Let me first say that I realize that this is a pretty petty thing to be so upset about. I know I have a number of people who care a great deal about me, and there are much more devastating things going on in the world at this very moment, but that doesn't stop me from feeling this way.
Let me start at the beginning because I think this all stems directly from my relationship with Louisa, and more importantly, the fact that it no longer exists. For a time, I was pretty sure she was the one. I loved Louisa more than I've ever loved another person. More than I ever thought I could love... but one day things just seemed to change. I know that she loved me as well, and I think she even thought she loved me in the same way, but when it came down to it, she couldn't take that final step of complete submission to the relationship, and that fact eventually drove us apart. Which was a very painful thing, to be sure.
Here, I again have to pause for an apology. I know that some of the people who eventually read this are close friends with Louisa, and I don't mean to put her down excessively, but I haven't really had the opportunity to talk this out, so I'm going to. Please understand that I don't really hold her wholly responsible, and though I do still harbor some feelings of ill-will, I hope she and I can remain in contact and eventually, I hope to let bygones be bygones.
Anyway, so as I said, the break-up was devastating to me. I think this is when the feelings of loneliness began, though they have grown since. However, I was not angry initially. I understand that we were simply not to be, but that didn't stop me from mourning the loss. I then came to find out (I'll spare you the gory details of how) that Louisa, maybe a bit more than a month later, was seeing another man. I had thought her to be feeling at least similar feelings of loss to mine, but I guess I had been given proof that she was indeed, not as deeply committed to our relationship as I was, though God I wish I'd have been left in the dark on that one.
Now, of course she is still with this person and presumably happy, while I have to resort to telling my problems to a computer screen.
All I want in this world is to be able to make one person deliriously happy, and to have them do the same for me in return. Is that so much to ask? What was wrong with me that she couldn't commit to that? Of course, I know the reason for that had very little to do with me, and much more to do with her, but it doesn't stop that question from coming to my head as I lay awake at 2 am. I have good days and bad days, but not a single one goes by without me nearly weeping at the thought of how much I want that kind of connection, and simply don't have it. Call it co-dependency if you like, but I feel I am a better person when I have someone to get up in the morning for. It is true that I've spent most of my adult life in long-term, meaningful relationships, and maybe it would be good for me to be on my own for a while. At least that's what I try to tell myself. But I like being a part of something like that, and dammit, I'm good at it. I am ready to find someone to share my life with. Someone who will want to share theirs with mine. I'm ready.
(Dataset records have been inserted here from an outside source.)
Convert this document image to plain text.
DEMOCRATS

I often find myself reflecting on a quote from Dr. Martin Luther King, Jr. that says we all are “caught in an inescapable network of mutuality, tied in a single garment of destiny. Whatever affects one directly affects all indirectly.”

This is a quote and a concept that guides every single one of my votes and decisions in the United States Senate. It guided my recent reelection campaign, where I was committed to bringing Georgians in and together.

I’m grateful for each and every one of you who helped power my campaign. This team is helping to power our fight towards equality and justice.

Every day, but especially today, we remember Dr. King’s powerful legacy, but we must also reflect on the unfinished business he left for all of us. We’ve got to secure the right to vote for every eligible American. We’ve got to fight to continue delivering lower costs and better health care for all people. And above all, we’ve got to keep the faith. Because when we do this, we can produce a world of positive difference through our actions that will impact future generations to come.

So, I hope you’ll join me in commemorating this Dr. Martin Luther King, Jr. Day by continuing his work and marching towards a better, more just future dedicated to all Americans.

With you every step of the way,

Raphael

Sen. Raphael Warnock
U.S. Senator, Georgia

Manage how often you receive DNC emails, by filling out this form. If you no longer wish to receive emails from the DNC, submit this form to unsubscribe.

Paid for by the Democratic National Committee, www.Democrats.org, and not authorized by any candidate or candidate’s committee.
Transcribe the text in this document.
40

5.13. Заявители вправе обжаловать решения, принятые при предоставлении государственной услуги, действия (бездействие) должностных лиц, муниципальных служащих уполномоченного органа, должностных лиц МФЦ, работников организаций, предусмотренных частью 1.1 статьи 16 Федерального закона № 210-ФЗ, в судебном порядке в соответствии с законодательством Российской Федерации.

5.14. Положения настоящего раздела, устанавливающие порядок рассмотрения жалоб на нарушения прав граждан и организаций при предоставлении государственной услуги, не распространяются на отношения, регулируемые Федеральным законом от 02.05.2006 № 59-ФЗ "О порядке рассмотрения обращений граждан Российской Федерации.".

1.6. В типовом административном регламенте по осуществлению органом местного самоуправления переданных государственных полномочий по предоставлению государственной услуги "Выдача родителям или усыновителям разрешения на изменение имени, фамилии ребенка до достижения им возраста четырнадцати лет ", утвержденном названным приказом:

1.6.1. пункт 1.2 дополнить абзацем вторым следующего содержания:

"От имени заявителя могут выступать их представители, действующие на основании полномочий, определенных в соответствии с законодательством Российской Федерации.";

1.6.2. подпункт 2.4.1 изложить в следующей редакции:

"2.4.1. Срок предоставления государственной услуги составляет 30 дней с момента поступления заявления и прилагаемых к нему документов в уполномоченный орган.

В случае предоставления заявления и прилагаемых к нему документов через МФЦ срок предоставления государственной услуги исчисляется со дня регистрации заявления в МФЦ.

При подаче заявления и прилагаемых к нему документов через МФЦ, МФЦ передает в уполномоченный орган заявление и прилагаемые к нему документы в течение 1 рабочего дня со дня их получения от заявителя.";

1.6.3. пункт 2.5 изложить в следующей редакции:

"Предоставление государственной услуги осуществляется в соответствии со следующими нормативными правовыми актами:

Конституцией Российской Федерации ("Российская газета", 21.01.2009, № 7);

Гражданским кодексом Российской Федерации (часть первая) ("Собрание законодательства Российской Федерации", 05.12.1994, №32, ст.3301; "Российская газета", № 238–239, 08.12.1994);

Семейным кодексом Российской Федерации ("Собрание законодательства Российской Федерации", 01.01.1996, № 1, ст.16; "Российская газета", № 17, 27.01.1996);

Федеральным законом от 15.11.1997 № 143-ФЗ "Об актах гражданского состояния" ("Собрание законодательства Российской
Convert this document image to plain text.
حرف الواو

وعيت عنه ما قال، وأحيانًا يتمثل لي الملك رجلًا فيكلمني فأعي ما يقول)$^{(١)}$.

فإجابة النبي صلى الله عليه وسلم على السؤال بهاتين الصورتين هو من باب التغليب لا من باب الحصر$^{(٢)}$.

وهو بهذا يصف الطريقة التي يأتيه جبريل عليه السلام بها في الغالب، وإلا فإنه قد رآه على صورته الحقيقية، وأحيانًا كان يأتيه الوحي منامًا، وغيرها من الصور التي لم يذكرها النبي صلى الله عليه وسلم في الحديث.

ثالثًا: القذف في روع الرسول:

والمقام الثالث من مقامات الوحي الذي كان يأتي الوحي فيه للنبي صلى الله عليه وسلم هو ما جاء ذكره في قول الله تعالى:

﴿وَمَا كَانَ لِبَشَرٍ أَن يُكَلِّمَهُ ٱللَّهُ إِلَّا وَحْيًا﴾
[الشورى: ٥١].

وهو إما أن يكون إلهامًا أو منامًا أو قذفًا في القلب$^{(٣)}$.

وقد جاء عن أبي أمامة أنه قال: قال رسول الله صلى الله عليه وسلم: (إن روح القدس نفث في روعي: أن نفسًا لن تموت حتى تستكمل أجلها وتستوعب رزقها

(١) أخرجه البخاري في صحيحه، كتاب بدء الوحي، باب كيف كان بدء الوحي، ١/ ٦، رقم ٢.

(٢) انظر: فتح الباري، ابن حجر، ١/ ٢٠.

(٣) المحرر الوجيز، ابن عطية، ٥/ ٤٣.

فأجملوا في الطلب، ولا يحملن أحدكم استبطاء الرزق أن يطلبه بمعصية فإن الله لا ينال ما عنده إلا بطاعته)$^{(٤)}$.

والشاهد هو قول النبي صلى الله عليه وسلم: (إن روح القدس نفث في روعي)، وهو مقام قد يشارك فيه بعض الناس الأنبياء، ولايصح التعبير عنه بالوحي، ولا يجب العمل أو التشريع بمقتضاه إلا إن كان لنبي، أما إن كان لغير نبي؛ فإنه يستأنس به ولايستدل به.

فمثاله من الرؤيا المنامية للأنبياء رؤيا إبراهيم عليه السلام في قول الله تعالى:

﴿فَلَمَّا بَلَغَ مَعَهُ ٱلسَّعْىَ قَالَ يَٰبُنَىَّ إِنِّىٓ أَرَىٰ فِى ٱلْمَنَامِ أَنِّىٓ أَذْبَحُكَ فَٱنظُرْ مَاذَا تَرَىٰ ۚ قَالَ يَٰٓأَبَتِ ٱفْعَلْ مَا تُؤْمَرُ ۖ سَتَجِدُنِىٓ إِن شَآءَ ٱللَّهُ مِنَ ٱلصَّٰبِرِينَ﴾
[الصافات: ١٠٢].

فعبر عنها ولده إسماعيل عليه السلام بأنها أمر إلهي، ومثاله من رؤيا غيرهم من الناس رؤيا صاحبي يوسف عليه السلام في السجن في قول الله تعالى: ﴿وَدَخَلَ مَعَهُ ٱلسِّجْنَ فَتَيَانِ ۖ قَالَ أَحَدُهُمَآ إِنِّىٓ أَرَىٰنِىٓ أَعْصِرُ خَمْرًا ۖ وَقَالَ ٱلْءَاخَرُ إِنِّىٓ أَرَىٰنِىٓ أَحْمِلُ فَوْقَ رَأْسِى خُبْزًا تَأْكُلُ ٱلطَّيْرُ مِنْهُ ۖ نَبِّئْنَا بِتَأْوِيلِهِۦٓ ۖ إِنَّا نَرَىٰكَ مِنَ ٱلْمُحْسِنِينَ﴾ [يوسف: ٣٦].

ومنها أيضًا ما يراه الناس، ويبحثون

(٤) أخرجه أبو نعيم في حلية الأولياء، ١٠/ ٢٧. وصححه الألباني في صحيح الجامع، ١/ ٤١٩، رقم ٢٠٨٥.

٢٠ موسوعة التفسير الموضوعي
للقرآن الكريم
God I hate that a blog is my outlet for this. In some ways, I think this is part of the problem. I don't have close friends here. All of the people who I can share these things with live 3000 miles away, and it is tough to cry on a shoulder over the phone (though I know one or two of you have been an important help in the past few months. Thank you for that). I am a very physically oriented person. I need contact. A face to look at. A hand to hold. Someone to hug me and tell me it will all work out in the end. I know it sounds sappy, but I thrive on that kind of contact, and since Louisa left, I haven't had that connection. I hate to break it down to a gender issue, but I can't talk to my guy friends about stuff like this. I mean, I would feel awkward bringing it up, and I can't imaging how uncomfortable I would make them feel. However, the only female friends who I am at all close to right now, are even closer friends with Louisa, which would make any conversation of this nature unfair to them. Of course, I know at least one person who would likely argue with me over that last statement, but the fact remains, you are close to Louisa and it's not my place to undermine that.
Anyway, I guess that's my rant for the morning. I apologize if it has been rambling or repetitive. Now lets see if it makes me feel any better. I, for one, am doubtful.